Un reciente reportaje del Wall Street Journal (WSJ) ha puesto a la ciudad de Cali bajo el escrutinio internacional, describiéndola como el “embudo urbano” de la creciente guerra de la coca en Colombia. El informe revela cómo un aumento en la producción de hoja de coca en el norte del Cauca ha derivado en una sobreoferta de cocaína, inundando los barrios populares y alimentando la violencia entre pandillas.
El alcalde de Cali, Alejandro Eder, ha expresado su preocupación por el informe, asegurando que la violencia que afecta a la ciudad tiene sus raíces en los cultivos ilícitos que rodean la capital del Valle del Cauca. Eder ha reafirmado que “no es aceptable que las siembras de coca lleguen hasta las faldas de Cali” y ha subrayado que mientras persista la producción de cocaína, la violencia en Cali continuará.
En su crítica al Gobierno Nacional, el alcalde ha mencionado la falta de intervención militar en municipios cercanos como Jamundí. “Desafortunadamente, el gobierno actual no se ha movido con la contundencia que se necesita”, expresó Eder, a la espera de un cambio en la administración tras las elecciones del domingo.
El análisis del WSJ también destaca la ubicación geográfica de Cali, que la convierte en un punto estratégico para el tráfico de drogas.

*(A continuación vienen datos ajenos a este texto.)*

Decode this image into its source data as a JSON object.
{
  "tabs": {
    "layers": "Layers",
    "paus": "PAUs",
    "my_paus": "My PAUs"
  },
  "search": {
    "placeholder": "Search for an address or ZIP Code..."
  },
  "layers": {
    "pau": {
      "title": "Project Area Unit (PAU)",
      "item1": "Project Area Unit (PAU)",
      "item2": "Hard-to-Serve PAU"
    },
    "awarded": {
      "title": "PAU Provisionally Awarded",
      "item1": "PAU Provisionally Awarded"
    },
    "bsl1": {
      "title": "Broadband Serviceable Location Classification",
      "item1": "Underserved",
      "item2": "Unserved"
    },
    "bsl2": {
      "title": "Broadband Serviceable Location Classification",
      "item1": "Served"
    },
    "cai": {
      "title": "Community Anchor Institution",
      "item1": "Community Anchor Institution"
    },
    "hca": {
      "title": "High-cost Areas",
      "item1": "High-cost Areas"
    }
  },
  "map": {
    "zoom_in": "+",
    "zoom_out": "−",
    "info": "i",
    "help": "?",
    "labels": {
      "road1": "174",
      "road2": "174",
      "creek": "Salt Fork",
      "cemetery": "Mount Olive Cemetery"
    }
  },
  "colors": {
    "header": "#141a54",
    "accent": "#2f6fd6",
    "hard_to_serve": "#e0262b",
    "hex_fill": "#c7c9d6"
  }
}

Con el Cauca al sur, una región de alta producción de coca, y los corredores fluviales hacia Estados Unidos y Europa al oeste, Cali actúa como un canal para el dinero sucio y la violencia asociada. “No hay otra ciudad en Colombia que tenga a sus pies un enclave de coca de esta magnitud”, afirmó Juan Camilo Cock, director de la Fundación Alvaralice.
El comandante de la Policía de Cali, general Herbert Benavidez, ha comentado que las disidencias armadas no operan visiblemente en la ciudad, sino que subcontratan operaciones criminales a pandillas locales, dejando a la población vulnerables a la violencia y el microtráfico.
Activistas y residentes locales han compartido su miedo diario ante la violencia. Wilson Muñoz, un activista comunitario, describió cómo las guerras de pandillas resultan en escenas horrendas, mientras que Yasmin Sánchez, propietaria de una tienda de barrio, habló sobre la constante necesidad de cerrar su negocio ante el estallido de disparos.
A pesar de que Cali ha visto una disminución en las tasas de homicidio en comparación con la década de 1990, cuando la ciudad era dominada por el cartel de Cali, el miedo persiste. En 2022, se registraron 1,107 homicidios, una cifra significativa, pero inferior a los más de 2,000 anuales en su punto máximo. La estrategia del entonces alcalde Rodrigo Guerrero de tratar la violencia como una epidemia de salud pública a través de la implementación de mapas criminales sentó bases relevantes, aunque los desafíos continúan.
El futuro de Cali depende de la atención que reciba del nuevo gobierno en temas de seguridad y la erradicación de cultivos de coca, componentes críticos en el esfuerzo por mitigar la violencia en la ciudad.